The original token `t` and the normalized form `n` are expressed in JSON. You can put whatever you want in the `n` property:

In [None]:
from collatex import *
import json
norm_collation_obj = Collation()
json_input = """{
"witnesses": [
{"id": "W1", "tokens": [
{"t": "The", "n": "the"},
{"t": "Queen", "n": "queen"},
{"t":"of", "n": "of"}, 
{"t":"England", "n": "england"},
{"t":"&", "n":"and"},
{"t":"the", "n": "the"},
{"t":"Prince", "n": "prince"},
{"t":"of", "n": "of"},
{"t":"Wales", "n": "wales"},
{"t":".", "n": "!"}
]
},
{"id": "W2", "tokens": [
{"t": "the", "n": "the"},
{"t": "queen", "n": "queen"},
{"t":"of", "n": "of"}, 
{"t":"england", "n": "england"},
{"t":"and", "n":"and"},
{"t":"the", "n": "the"},
{"t":"prince", "n": "prince"},
{"t":"of", "n": "of"},
{"t":"wales", "n": "wales"},
{"t":"!", "n": "!"}
]
}
]
}"""
collate(json.loads(json_input), segmentation=False, output='html2')

Obviously, this manual entry of shadow tokens in JSON is time-consuming and doesn't scale for a typical project.

### 2. Preprocess the witnesses
We can also preprocess the witnesses to create the dictionary structure and feed that to CollateX.

In [None]:
import re
from collatex import *

#create the witnesses:
wA = "A", "The Queen of England, and the Prince (of Wales)."
wB = "B", "the queen of england with the prince of wales!"

collation = Collation()
def processToken(inputText): 
    return {"t": inputText, "n": re.sub('\s+$', '', inputText.lower())}
def processWitness(inputText):
    siglum, rdg = inputText
    return {"id": siglum, "tokens": \
           [processToken(token) for token in re.findall(r'\w+\s*|\W+', rdg)]}
witnesses = [wA,wB]
collation = {"witnesses": [processWitness(witness) for witness in witnesses]}
output = collate(collation, segmentation=False, output="svg_simple")
print(output)

## Whitespace

Who can tell with which function we have taken care of any trailing whitespace in the input witnesses?

In [None]:
print(collation)

## Punctuaction normalization

Some researchers are not interested in variation that only affects punctuation.

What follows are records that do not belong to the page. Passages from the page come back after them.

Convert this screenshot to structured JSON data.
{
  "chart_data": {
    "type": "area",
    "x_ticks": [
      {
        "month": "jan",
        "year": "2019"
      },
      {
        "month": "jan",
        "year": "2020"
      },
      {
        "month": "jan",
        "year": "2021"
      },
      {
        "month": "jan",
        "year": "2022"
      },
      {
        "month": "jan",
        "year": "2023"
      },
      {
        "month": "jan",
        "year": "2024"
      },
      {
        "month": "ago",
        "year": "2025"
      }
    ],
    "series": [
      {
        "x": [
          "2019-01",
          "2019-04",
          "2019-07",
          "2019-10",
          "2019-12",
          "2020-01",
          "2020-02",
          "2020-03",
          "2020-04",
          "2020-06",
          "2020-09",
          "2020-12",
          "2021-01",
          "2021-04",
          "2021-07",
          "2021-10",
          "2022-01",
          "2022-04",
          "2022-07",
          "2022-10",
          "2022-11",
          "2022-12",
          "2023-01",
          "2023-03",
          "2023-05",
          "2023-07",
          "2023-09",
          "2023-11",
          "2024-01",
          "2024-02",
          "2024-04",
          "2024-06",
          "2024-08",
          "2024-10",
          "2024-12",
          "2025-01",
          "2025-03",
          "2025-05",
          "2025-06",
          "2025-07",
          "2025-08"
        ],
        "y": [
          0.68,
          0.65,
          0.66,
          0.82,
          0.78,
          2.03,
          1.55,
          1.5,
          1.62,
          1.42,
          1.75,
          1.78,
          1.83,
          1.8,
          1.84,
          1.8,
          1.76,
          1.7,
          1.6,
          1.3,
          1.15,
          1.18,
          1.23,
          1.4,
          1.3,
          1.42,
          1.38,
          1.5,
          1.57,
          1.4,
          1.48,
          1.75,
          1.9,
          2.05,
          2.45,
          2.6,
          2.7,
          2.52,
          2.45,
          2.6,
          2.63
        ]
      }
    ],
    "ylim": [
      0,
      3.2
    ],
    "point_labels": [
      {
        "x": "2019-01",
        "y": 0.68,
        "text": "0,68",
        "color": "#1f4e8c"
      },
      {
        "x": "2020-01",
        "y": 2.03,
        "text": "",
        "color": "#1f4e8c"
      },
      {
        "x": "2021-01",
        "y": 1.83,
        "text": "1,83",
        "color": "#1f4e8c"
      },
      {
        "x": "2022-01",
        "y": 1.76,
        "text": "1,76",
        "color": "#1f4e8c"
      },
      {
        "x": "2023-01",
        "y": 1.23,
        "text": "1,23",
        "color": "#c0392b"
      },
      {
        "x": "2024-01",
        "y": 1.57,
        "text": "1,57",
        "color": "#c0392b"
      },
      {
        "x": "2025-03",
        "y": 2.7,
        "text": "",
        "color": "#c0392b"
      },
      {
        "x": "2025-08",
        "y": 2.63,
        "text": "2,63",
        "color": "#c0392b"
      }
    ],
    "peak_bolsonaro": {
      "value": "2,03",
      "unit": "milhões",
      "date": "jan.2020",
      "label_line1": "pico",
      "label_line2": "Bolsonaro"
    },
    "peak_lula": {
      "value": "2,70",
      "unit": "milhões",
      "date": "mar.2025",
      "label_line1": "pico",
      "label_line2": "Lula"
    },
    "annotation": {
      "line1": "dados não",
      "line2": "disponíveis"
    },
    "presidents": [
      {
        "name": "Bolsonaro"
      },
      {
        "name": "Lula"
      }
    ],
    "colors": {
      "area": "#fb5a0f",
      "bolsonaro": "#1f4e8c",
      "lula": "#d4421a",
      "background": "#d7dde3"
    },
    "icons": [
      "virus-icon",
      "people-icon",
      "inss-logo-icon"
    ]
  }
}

Use the code above and change the normalization so that the witnesses are aligned on words only, and punctuation is ignored.  

Hint: use regular expressions to strip the punctuation from the "n" properties of the tokens. You can find a regex cheat sheet [here](https://www.dataquest.io/wp-content/uploads/2019/03/python-regular-expressions-cheat-sheet.pdf) and practice [here](https://www.dataquest.io/wp-content/uploads/2019/03/python-regular-expressions-cheat-sheet.pdf).

## Further reading

If you're interested in the theoretical side of this, I can highly recommend [a recent article](http://www.digitalhumanities.org/dhq/vol/14/3/000489/000489.html) by David J. Birnbaum and Elena Spadini on the role of normalization in the collation process.

They state:

### "Normalization, in a nutshell, makes it possible to identify phenomena on multiple orthographic and linguistic levels and use them to create surrogates for the literal word tokens that then shape and interpret the results of collation, tacitly neutralizing and ignoring other distinctions that are present in the literal tokens."